Anyway, now that no one is buying Indian Art anymore … I think we can make money by starting a 12 Step Indian Rehab Program. First step is you must admit you are an Indian ‘til the day you die. Second, ask your grandparents about all their boarding school experiences. Third, relate your own school experiences and realize how much previous generations have gone through just to get you where you are at today.

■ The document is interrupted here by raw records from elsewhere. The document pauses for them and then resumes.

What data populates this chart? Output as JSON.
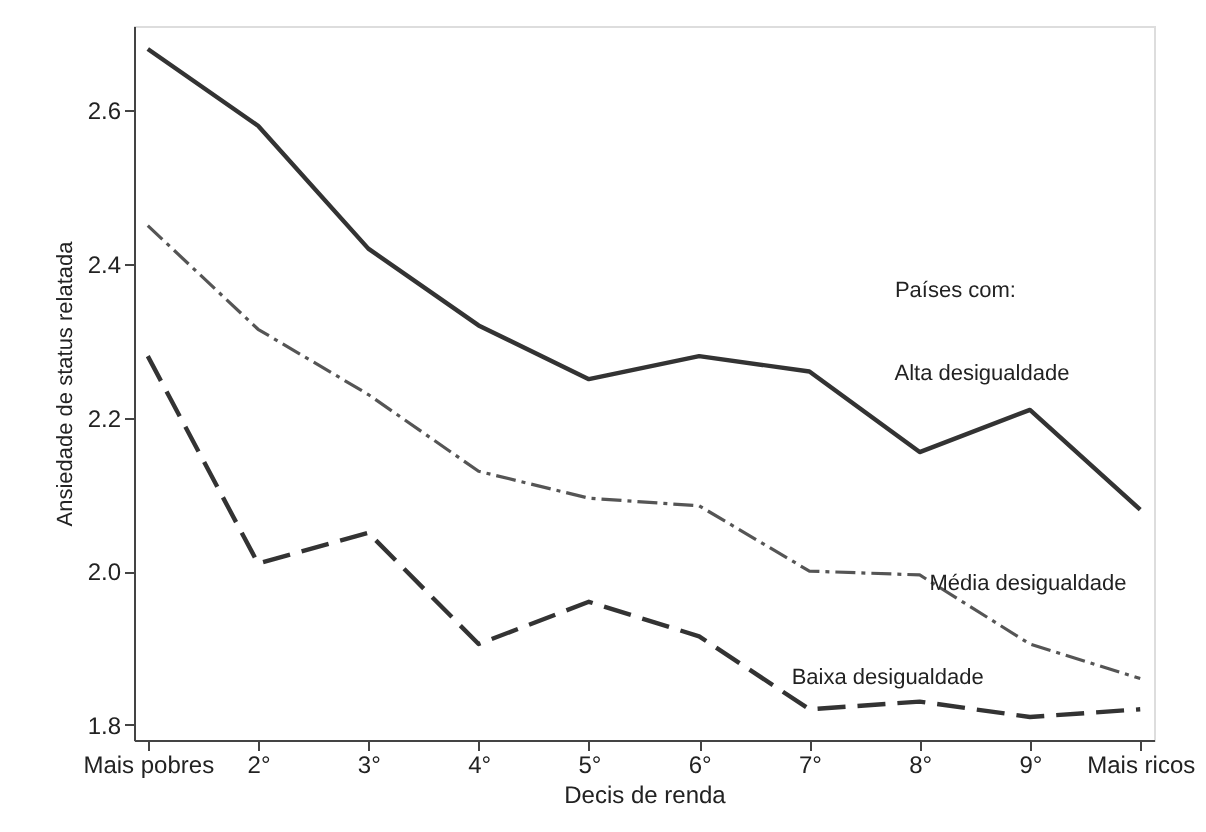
{
  "chart_data": {
    "type": "line",
    "xlabel": "Decis de renda",
    "ylabel": "Ansiedade de status relatada",
    "categories": [
      "Mais pobres",
      "2°",
      "3°",
      "4°",
      "5°",
      "6°",
      "7°",
      "8°",
      "9°",
      "Mais ricos"
    ],
    "series": [
      {
        "name": "Alta desigualdade",
        "color": "#333333",
        "line_style": "solid",
        "values": [
          2.68,
          2.58,
          2.42,
          2.32,
          2.25,
          2.28,
          2.26,
          2.155,
          2.21,
          2.08
        ]
      },
      {
        "name": "Média desigualdade",
        "color": "#555555",
        "line_style": "dashdot",
        "values": [
          2.45,
          2.315,
          2.23,
          2.13,
          2.095,
          2.085,
          2.0,
          1.995,
          1.905,
          1.86
        ]
      },
      {
        "name": "Baixa desigualdade",
        "color": "#333333",
        "line_style": "dashed",
        "values": [
          2.28,
          2.01,
          2.05,
          1.905,
          1.96,
          1.915,
          1.82,
          1.83,
          1.81,
          1.82
        ]
      }
    ],
    "annotations": [
      "Países com:"
    ],
    "ylim": [
      1.78,
      2.71
    ],
    "yticks": [
      1.8,
      {
        "value": 2,
        "label": "2.0"
      },
      2.2,
      2.4,
      2.6
    ],
    "grid": false,
    "marker": "none"
  }
}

Fourth, tell about all the Indian movies you ever saw. Fifth, tell about all the Indian jokes you ever heard. Sixth, tell about all the Indian mascots you’ve run across or been compared to. Seventh, tell about the times you didn’t want to be an Indian.
Eighth, admit to not only watching F-Troop but that it was your favorite TV show, admit to doing the Tomahawk Chop during games, admit to cheering for the Dallas Cowboys over the Washington Redskins. Ninth, admit you buy Land O Lakes butter and Big Chief pretzels just for the princess and the chief.
Tenth step, bring in The Wannabes, and ask them why they or anybody would want to be an Indian when they don’t have to be one. Eleventh, now we all talk about those past-life experiences just to see if any of those wannabes are actually long lost relatives, you never know. And the Twelfth and final step, we all go to pow-wow and sing and dance without making too much fun of each other’s singing and dancing or whatever the wannabes are wearing. Seriously. Keep a stoic face. This is the hard part. But after that it’s all tears and hugs and cashing the checks.
Since we have to go now as the bingo committee has rented this room, don’t forget our AA-AYY Prayer:
“Creator, please grant me the courage to rise up every morning to face this insane world and chase those people out of my yard trying to buy something. Grandfather, grant me the serenity to deal with all these aliens and immigrants and tourists, who don’t know where they are or where they’re going. Creator, grant me buns of steel as I walk this concrete land looking for my Mother Earth. Great Mystery, grant me the wisdom to realize I can not change people who do not want to be changed but I can still give them the willies with my stoic look. Old-Timer, grant me good humor as I go along in this world, so I can play tricks and be able to retell them to everybody at home. And Creator, most of all, if I die before I wake, make sure I’m still an Indian in the next life.”
Niawen / thank you. Tanito / I have spoken.
Alex Jacobs / Karoniaktahke
Why is November Native American Heritage Month? What cruel joke is this that our ingrained hospitality toward these ignorant, hungry, desperate immigrants would lead to 95 percent decimation of our population and territory? As a Native Writer, we realize that our writings are still relevant because the stories remain the same only the names of tribes and politicians change. American mythology runs rampant in its blissful ignorance and starts this cruel and cold month. Thanksgiving was not a feast it was the first welfare supper.
Alex Jacobs, Mohawk, is a visual artist and poet living in Santa Fe.